For the week of April 14, 1999  thru April 20, 1999  

Bulldozers are knocking at Blaine County’s door

Smell the pure air. See trees from horizon to horizon. Walk to work. Enjoy the neighborliness of the people.

What a great place to live!

But for how long?

The Wood River Valley and the rest of Blaine County may seem immune to losing its charm, its openness, the respect and protection for its scenic gifts.

But beware. Other communities that once treasured what the Wood River Valley now has long ago lost out to the pernicious influence of developers.

Consider the havoc bulldozers have wrought in the nation’s fastest growing area, Maricopa County, Arizona, where more than 20 communities in metropolitan Phoenix now compete for growth.

The once graceful, isolated and picturesque desert north of Phoenix and Scottsdale has been scraped clean to make way for ticky-tacky, wall-to-wall housing, which makes way for more autos that add to one of the nation’s most noxious valleys of poisoned air and most congested and dangerous street systems.

Perhaps too tardily, the public and politicians are truing to put the brakes on growth with new laws. Closing the barn door after the cow’s been stolen is a perfect analogy.

And look at Atlanta, which has doubled in developed land area in five years.

A common denominator drives this hunger to bulldoze Mother Nature for building subdivisions and strip malls as far as the eye can see.

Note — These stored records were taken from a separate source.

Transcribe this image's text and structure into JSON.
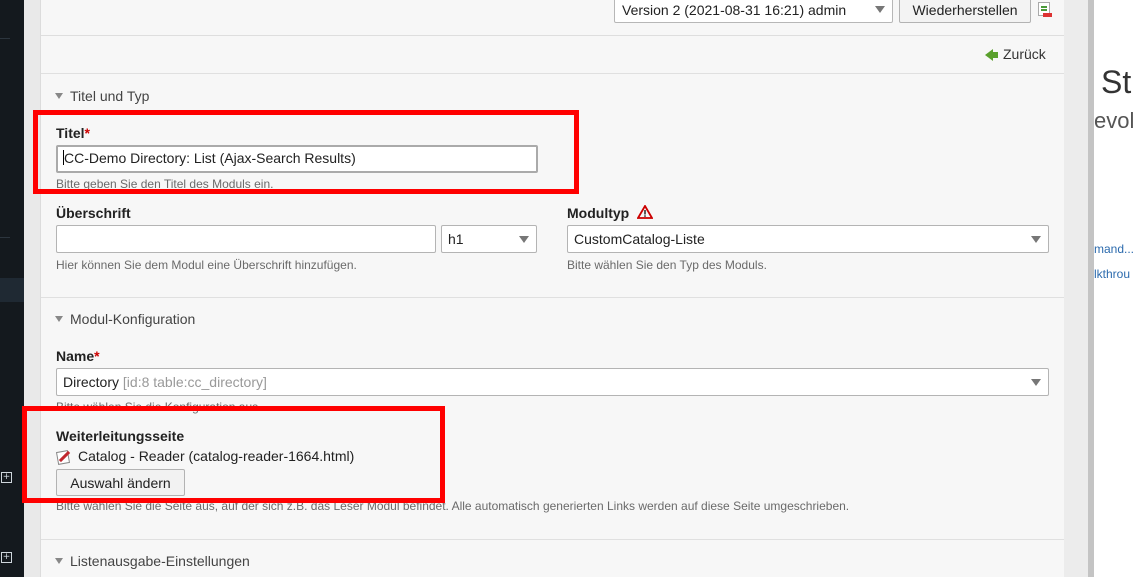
{
  "toolbar": {
    "version_select_value": "Version 2 (2021-08-31 16:21) admin",
    "restore_label": "Wiederherstellen"
  },
  "back_label": "Zurück",
  "sections": {
    "title_type": "Titel und Typ",
    "module_config": "Modul-Konfiguration",
    "list_settings": "Listenausgabe-Einstellungen"
  },
  "fields": {
    "title": {
      "label": "Titel",
      "required_mark": "*",
      "value": "CC-Demo Directory: List (Ajax-Search Results)",
      "help": "Bitte geben Sie den Titel des Moduls ein."
    },
    "headline": {
      "label": "Überschrift",
      "value": "",
      "unit_value": "h1",
      "help": "Hier können Sie dem Modul eine Überschrift hinzufügen."
    },
    "module_type": {
      "label": "Modultyp",
      "value": "CustomCatalog-Liste",
      "help": "Bitte wählen Sie den Typ des Moduls."
    },
    "name": {
      "label": "Name",
      "required_mark": "*",
      "value": "Directory",
      "value_meta": "[id:8 table:cc_directory]",
      "help": "Bitte wählen Sie die Konfiguration aus."
    },
    "redirect": {
      "label": "Weiterleitungsseite",
      "page": "Catalog - Reader (catalog-reader-1664.html)",
      "button_label": "Auswahl ändern",
      "help": "Bitte wählen Sie die Seite aus, auf der sich z.B. das Leser Modul befindet. Alle automatisch generierten Links werden auf diese Seite umgeschrieben."
    }
  },
  "right_preview": {
    "heading": "St",
    "subheading": "evolv",
    "link1": "mand...",
    "link2": "lkthrou"
  },
  "colors": {
    "highlight_box": "#ff0000",
    "back_arrow": "#5aa02c",
    "required": "#cc0000",
    "link": "#2b6aad"
  }
}
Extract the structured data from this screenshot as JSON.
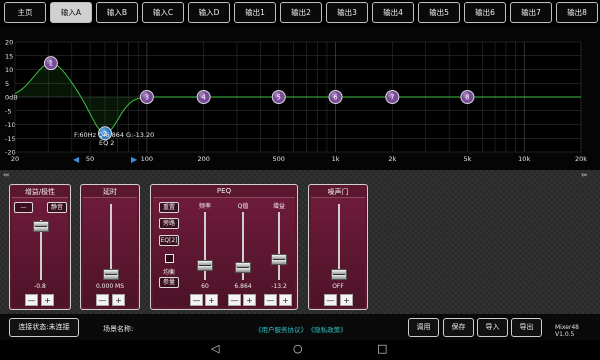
{
  "tabs": [
    "主页",
    "输入A",
    "输入B",
    "输入C",
    "输入D",
    "输出1",
    "输出2",
    "输出3",
    "输出4",
    "输出5",
    "输出6",
    "输出7",
    "输出8"
  ],
  "active_tab": 1,
  "graph": {
    "y_ticks": [
      "20",
      "15",
      "10",
      "5",
      "0dB",
      "-5",
      "-10",
      "-15",
      "-20"
    ],
    "x_ticks": [
      "20",
      "50",
      "100",
      "200",
      "500",
      "1k",
      "2k",
      "5k",
      "10k",
      "20k"
    ],
    "readout_line1": "F:60Hz Q:6.864 G:-13.20",
    "readout_line2": "EQ 2",
    "points": [
      {
        "label": "1",
        "freq": 31,
        "gain": 12.3,
        "color": "#7a4a9a"
      },
      {
        "label": "2",
        "freq": 60,
        "gain": -13.2,
        "color": "#2d7ec9"
      },
      {
        "label": "3",
        "freq": 100,
        "gain": 0,
        "color": "#7a4a9a"
      },
      {
        "label": "4",
        "freq": 200,
        "gain": 0,
        "color": "#7a4a9a"
      },
      {
        "label": "5",
        "freq": 500,
        "gain": 0,
        "color": "#7a4a9a"
      },
      {
        "label": "6",
        "freq": 1000,
        "gain": 0,
        "color": "#7a4a9a"
      },
      {
        "label": "7",
        "freq": 2000,
        "gain": 0,
        "color": "#7a4a9a"
      },
      {
        "label": "8",
        "freq": 5000,
        "gain": 0,
        "color": "#7a4a9a"
      }
    ],
    "curve_color": "#3fbf3f"
  },
  "nav": {
    "left": "‹‹‹",
    "right": "›››"
  },
  "gain_panel": {
    "title": "增益/极性",
    "polarity_btn": "—",
    "mute_btn": "静音",
    "value": "-0.8",
    "minus": "—",
    "plus": "+",
    "level": 0.85
  },
  "delay_panel": {
    "title": "延时",
    "value": "0.000 MS",
    "minus": "—",
    "plus": "+",
    "level": 0.0
  },
  "peq_panel": {
    "title": "PEQ",
    "reset_btn": "重置",
    "bypass_btn": "旁路",
    "eq_btn": "EQ[2]",
    "linkage_label": "均衡",
    "param_btn": "参量",
    "freq_label": "频率",
    "q_label": "Q值",
    "gain_label": "增益",
    "freq_value": "60",
    "q_value": "6.864",
    "gain_value": "-13.2",
    "minus": "—",
    "plus": "+"
  },
  "gate_panel": {
    "title": "噪声门",
    "value": "OFF",
    "minus": "—",
    "plus": "+",
    "level": 0.0
  },
  "bottom": {
    "connect_btn": "连接状态:未连接",
    "scene_label": "场景名称:",
    "link_agreement": "《用户服务协议》",
    "link_privacy": "《隐私政策》",
    "load_btn": "调用",
    "save_btn": "保存",
    "import_btn": "导入",
    "export_btn": "导出",
    "version": "Mixer48 V1.0.5"
  }
}
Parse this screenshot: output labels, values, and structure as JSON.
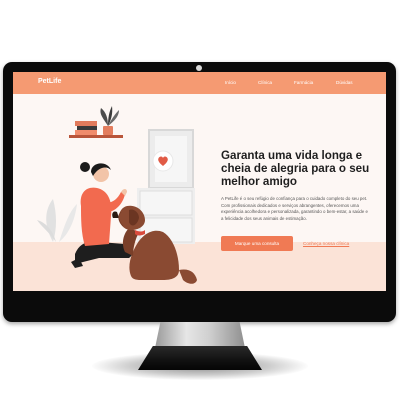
{
  "navbar": {
    "logo": "PetLife",
    "links": [
      "Início",
      "Clínica",
      "Farmácia",
      "Dúvidas"
    ]
  },
  "hero": {
    "title": "Garanta uma vida longa e cheia de alegria para o seu melhor amigo",
    "description": "A PetLife é o seu refúgio de confiança para o cuidado completo do seu pet. Com profissionais dedicados e serviços abrangentes, oferecemos uma experiência acolhedora e personalizada, garantindo o bem-estar, a saúde e a felicidade dos seus animais de estimação.",
    "primary_cta": "Marque uma consulta",
    "secondary_cta": "Conheça nossa clínica"
  },
  "colors": {
    "brand": "#f59a72",
    "accent": "#f07a54",
    "hero_background": "#fdf7f4"
  }
}
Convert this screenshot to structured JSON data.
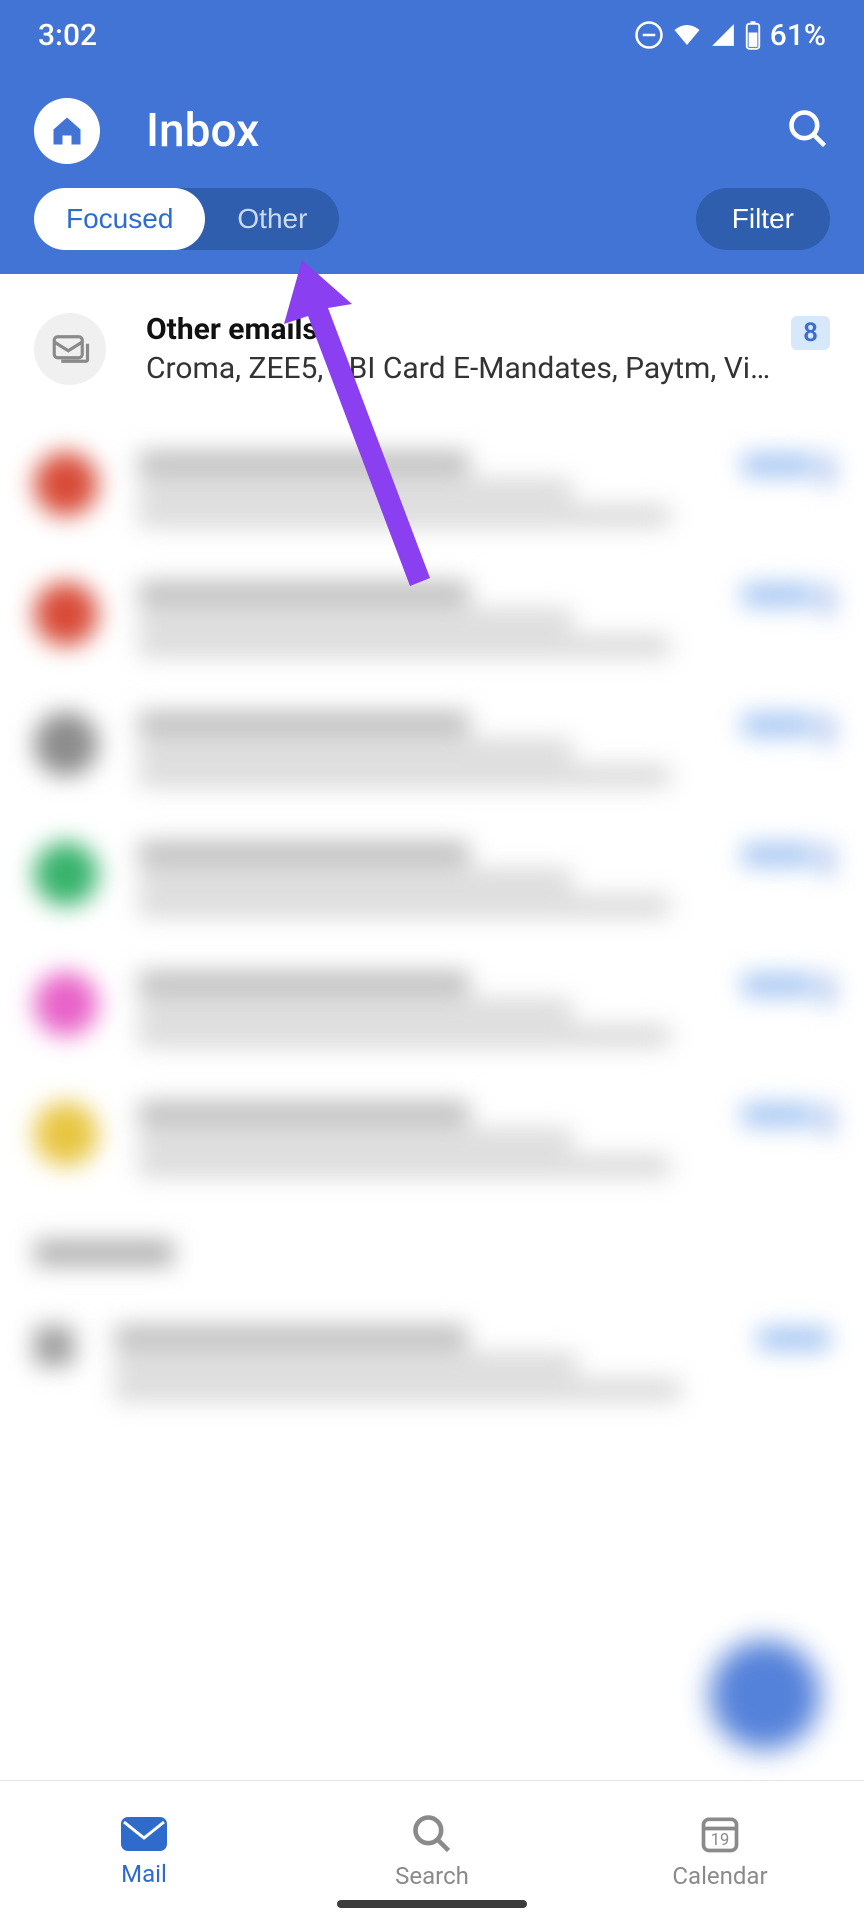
{
  "status": {
    "time": "3:02",
    "battery": "61%"
  },
  "header": {
    "title": "Inbox"
  },
  "tabs": {
    "focused": "Focused",
    "other": "Other",
    "filter": "Filter"
  },
  "other_emails": {
    "title": "Other emails",
    "preview": "Croma, ZEE5, SBI Card E-Mandates, Paytm, Vist…",
    "count": "8"
  },
  "mail_skeletons": [
    {
      "avatar": "#D84B38"
    },
    {
      "avatar": "#D84B38"
    },
    {
      "avatar": "#8C8C8C"
    },
    {
      "avatar": "#37B36C"
    },
    {
      "avatar": "#E863C8"
    },
    {
      "avatar": "#E8C642"
    }
  ],
  "nav": {
    "mail": "Mail",
    "search": "Search",
    "calendar": "Calendar",
    "cal_day": "19"
  }
}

To wit: people escaping from one urban mess, only to help create another urban mess in another place

Californians who watched their urban centers deteriorate into joyless canyons of concrete and ribbons of traffic jams are fleeing in search of what they lost.

Blaine County has time, and surely the incentive and energy, to preserve what will be irreplaceable if ever mowed down for clumps of new housing.

Open space needs to be acquired and preserved for public use, with bonding if necessary. The county’s pioneering comprehensive plan is a beacon for common sense political decision on land use.

And Blaine County has an asset rare in most growth areas-- a cadre of passionate, activists willing to lead the fight for preservation against rapacious growth.

Hailey architect Jon Marvel’s victory in the state supreme court-- the right to outbid ranchers to lease and preserve state land-- is a model of the determination that runs strong and deep in the Wood River Valley.

Make no mistake: any political decision to cave into senseless land development at the expense of Blaine County’s traditional agricultural and environmental treasures might well be met with another Marvel-ous display of public resistance.